Doch Experten zeichnen ein beunruhigendes Szenario für den Fall, dass der 78-Jährige das Ruder des politisch, wirtschaftlich und militärisch stärksten UN-Mitgliedslandes wieder übernimmt. „Isolationistische Tendenzen in der US-Außenpolitik schwächen die Rolle der UN im internationalen Krisenmanagement“, sagt Ekkehard Griep, Vorsitzender der Deutschen Gesellschaft für die Vereinten Nationen. „Krisen- und Konfliktprävention unter UN-Mandat ist glaubwürdiger und wirkungsvoller mit Unterstützung der USA.“
Insgesamt dürfte ein Präsident Trump „die traditionell UN-feindliche Haltung der Republikaner, insbesondere die des Make-America-Great-Again-Lagers, recht weitgehend umsetzen wollen“, prognostizieren auch Stephan Klingebiel und Max-Otto Baumann vom „German Institute of Development and Sustainability“ (IDOS) in Bonn. Für diese Republikaner verkörperten die UN einen „übergriffigen, souveränitätsbedrohenden, von links beeinflussten Multilateralismus“.

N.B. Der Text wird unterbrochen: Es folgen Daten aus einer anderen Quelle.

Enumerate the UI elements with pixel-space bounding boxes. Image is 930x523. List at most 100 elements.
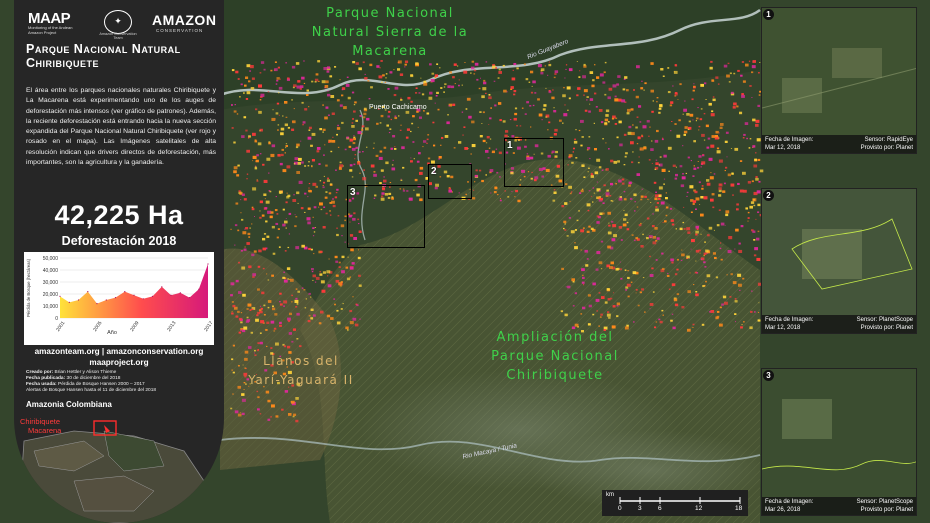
forest-loss-patch (322, 271, 326, 274)
forest-loss-patch (326, 179, 330, 182)
forest-loss-patch (295, 62, 300, 65)
forest-loss-patch (655, 206, 658, 208)
forest-loss-patch (458, 141, 462, 144)
website-link-maap[interactable]: maaproject.org (14, 358, 224, 367)
forest-loss-patch (754, 247, 758, 251)
forest-loss-patch (693, 140, 696, 143)
inset-image-1[interactable]: 1 Fecha de Imagen: Sensor: RapidEye Mar … (761, 7, 917, 154)
inset-image-3[interactable]: 3 Fecha de Imagen: Sensor: PlanetScope M… (761, 368, 917, 516)
forest-loss-patch (710, 144, 715, 148)
forest-loss-patch (502, 64, 505, 67)
forest-loss-patch (711, 135, 715, 138)
forest-loss-patch (241, 218, 244, 221)
forest-loss-patch (450, 85, 455, 89)
forest-loss-patch (296, 338, 299, 340)
forest-loss-patch (661, 168, 666, 172)
y-tick-label: 0 (55, 316, 58, 322)
forest-loss-patch (640, 245, 644, 248)
forest-loss-patch (362, 61, 365, 64)
forest-loss-patch (692, 119, 694, 121)
forest-loss-patch (601, 169, 604, 171)
forest-loss-patch (277, 228, 280, 230)
forest-loss-patch (710, 198, 714, 202)
forest-loss-patch (652, 291, 655, 293)
forest-loss-patch (235, 315, 239, 318)
forest-loss-patch (607, 298, 611, 301)
town-label: Puerto Cachicamo (369, 104, 427, 111)
credit-value: Pérdida de Bosque Hansen 2000 – 2017 (58, 382, 145, 387)
forest-loss-patch (613, 160, 618, 164)
forest-loss-patch (695, 291, 698, 293)
forest-loss-patch (595, 298, 600, 302)
inset-footer: Fecha de Imagen: Sensor: PlanetScope Mar… (762, 497, 916, 515)
forest-loss-patch (659, 104, 663, 107)
amazon-conservation-logo[interactable]: AMAZON (152, 12, 216, 28)
forest-loss-patch (598, 325, 600, 327)
website-links[interactable]: amazonteam.org | amazonconservation.org (14, 347, 224, 356)
forest-loss-patch (294, 299, 299, 303)
forest-loss-patch (642, 125, 647, 129)
forest-loss-patch (588, 190, 591, 192)
forest-loss-patch (240, 212, 242, 214)
forest-loss-patch (728, 236, 733, 240)
forest-loss-patch (627, 270, 629, 272)
forest-loss-patch (252, 155, 257, 159)
forest-loss-patch (286, 267, 291, 270)
forest-loss-patch (571, 278, 575, 282)
forest-loss-patch (235, 70, 239, 74)
study-area-box-1[interactable]: 1 (504, 138, 564, 187)
forest-loss-patch (698, 181, 701, 184)
forest-loss-patch (359, 318, 361, 320)
forest-loss-patch (670, 258, 674, 262)
forest-loss-patch (611, 117, 615, 120)
forest-loss-patch (433, 144, 436, 147)
inset-image-2[interactable]: 2 Fecha de Imagen: Sensor: PlanetScope M… (761, 188, 917, 334)
forest-loss-patch (529, 105, 532, 107)
forest-loss-patch (599, 73, 604, 77)
forest-loss-patch (753, 254, 757, 257)
forest-loss-patch (410, 74, 413, 77)
forest-loss-patch (588, 167, 590, 169)
act-logo-icon[interactable]: ✦ (104, 10, 132, 34)
forest-loss-patch (740, 74, 743, 77)
chiribiquete-label-line: Chiribiquete (506, 368, 604, 383)
forest-loss-patch (392, 159, 394, 161)
forest-loss-patch (286, 165, 291, 169)
forest-loss-patch (625, 152, 628, 155)
forest-loss-patch (513, 63, 517, 66)
study-area-box-2[interactable]: 2 (428, 164, 472, 199)
forest-loss-patch (256, 314, 259, 317)
forest-loss-patch (248, 346, 252, 349)
forest-loss-patch (347, 329, 349, 331)
forest-loss-patch (258, 249, 262, 253)
forest-loss-patch (615, 183, 617, 185)
forest-loss-patch (656, 101, 658, 103)
forest-loss-patch (623, 191, 626, 193)
forest-loss-patch (236, 113, 239, 115)
forest-loss-patch (660, 201, 665, 205)
forest-loss-patch (596, 158, 601, 162)
forest-loss-patch (741, 94, 745, 98)
forest-loss-patch (414, 178, 418, 182)
study-area-box-3[interactable]: 3 (347, 185, 425, 248)
forest-loss-patch (633, 321, 635, 323)
forest-loss-patch (642, 277, 645, 279)
forest-loss-patch (732, 194, 734, 196)
credit-value: 30 de diciembre del 2018 (66, 376, 121, 381)
forest-loss-patch (296, 85, 301, 89)
forest-loss-patch (427, 134, 430, 136)
forest-loss-patch (256, 180, 259, 182)
forest-loss-patch (619, 268, 622, 271)
forest-loss-patch (329, 210, 331, 212)
forest-loss-patch (706, 182, 711, 186)
forest-loss-patch (240, 250, 243, 252)
forest-loss-patch (258, 110, 262, 114)
forest-loss-patch (729, 296, 732, 298)
forest-loss-patch (233, 110, 237, 113)
forest-loss-patch (233, 170, 237, 174)
forest-loss-patch (466, 97, 471, 101)
forest-loss-patch (355, 119, 358, 122)
forest-loss-patch (254, 216, 255, 217)
forest-loss-patch (279, 78, 281, 80)
forest-loss-patch (674, 303, 679, 307)
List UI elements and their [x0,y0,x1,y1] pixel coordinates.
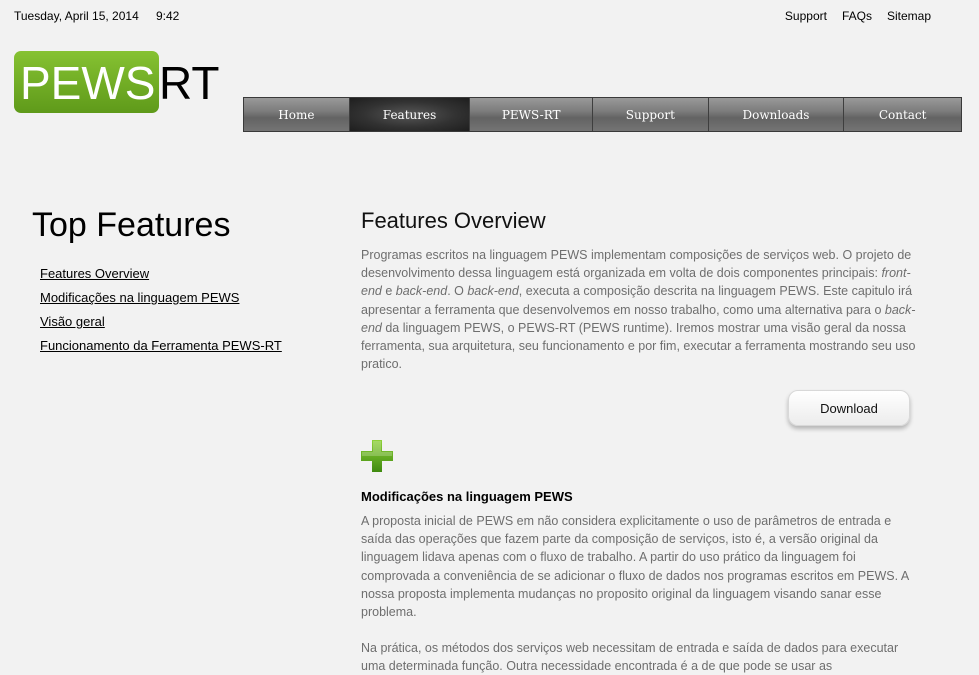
sidebar-links: Features Overview Modificações na lingua… [40,266,282,362]
section-title: Modificações na linguagem PEWS [361,489,573,504]
plus-icon [361,440,393,472]
nav-features[interactable]: Features [349,98,471,131]
sidebar-title: Top Features [32,206,231,244]
sidebar-link-visao-geral[interactable]: Visão geral [40,314,105,329]
current-date: Tuesday, April 15, 2014 [14,9,139,23]
section-paragraph-1: A proposta inicial de PEWS em não consid… [361,514,909,620]
nav-pews-rt[interactable]: PEWS-RT [470,98,594,131]
logo-text-rt[interactable]: RT [159,57,220,109]
nav-support[interactable]: Support [593,98,709,131]
nav-downloads[interactable]: Downloads [708,98,845,131]
main-nav: Home Features PEWS-RT Support Downloads … [243,97,962,132]
page-title: Features Overview [361,208,546,233]
faqs-link[interactable]: FAQs [842,9,872,23]
logo-text-pews[interactable]: PEWS [20,57,155,109]
current-time: 9:42 [156,9,180,23]
nav-home[interactable]: Home [244,98,350,131]
download-button[interactable]: Download [788,390,910,426]
section-paragraph-2: Na prática, os métodos dos serviços web … [361,641,899,674]
top-links: Support FAQs Sitemap [785,9,931,23]
intro-paragraph: Programas escritos na linguagem PEWS imp… [361,248,916,372]
nav-contact[interactable]: Contact [844,98,961,131]
support-link[interactable]: Support [785,9,827,23]
sidebar-link-features-overview[interactable]: Features Overview [40,266,149,281]
sitemap-link[interactable]: Sitemap [887,9,931,23]
sidebar-link-funcionamento[interactable]: Funcionamento da Ferramenta PEWS-RT [40,338,282,353]
sidebar-link-modificacoes[interactable]: Modificações na linguagem PEWS [40,290,239,305]
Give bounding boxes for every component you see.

Trump attackierte schon während seiner ersten Amtszeit von 2017 bis 2021 die Vereinten Nationen. „Die massiven amerikanischen Angriffe auf die UN und ihre Ideale begannen kurz nachdem Trump das Präsidentschaftsamt angetreten hatte und eine Flut an Dekreten erließ“, erläutert die langjährige UN-Korrespondentin Barbara Crossette. „Eine seiner ersten Direktiven, die er nur drei Tage nach seiner Amtseinführung unterzeichnete, traf den Bevölkerungsfonds der Vereinten Nationen, UNFPA“. Trump strich dem UNFPA alle finanziellen Zusagen – wegen dessen Beratungen und Informationen zu Abtreibungen.
Auf das UNFPA folgten weitere Einrichtungen oder Verträge, denen Trump den Geldhahn zudrehte oder denen die USA den Rücken kehrten: Betroffen waren etwa der UN-Menschenrechtsrat, die Bildungs- und Kulturorganisation Unesco, das Palästinenserhilfswerk UNRWA, das Pariser Klimaabkommen und die Weltgesundheitsorganisation (WHO). Der von Trump angeordnete US-Austritt aus der WHO wurde jedoch nicht mehr vollzogen.
Die Experten Klingebiel und Baumann trauen einem wiedergewählten Präsidenten Trump jetzt sogar zu, das System der Pflichtbeiträge infrage zu stellen. Der Geschäftsmann aus New York könnte die Finanzierung des regulären UN-Haushalts auf freiwillige Beiträge umstellen. Nach dem Verteilungsschlüssel der UN 2023 liegt der Anteil der USA am regulären Haushalt bei 22 Prozent. „Würden die amerikanischen Pflichtbeiträge einseitig gestrichen, hätte dies eine massive Liquiditätskrise der UN zur Folge“, warnen die Fachleute in einer Analyse. Eine derartige Umstellung könnte die Zahlungsmoral anderer UN-Mitglieder untergraben.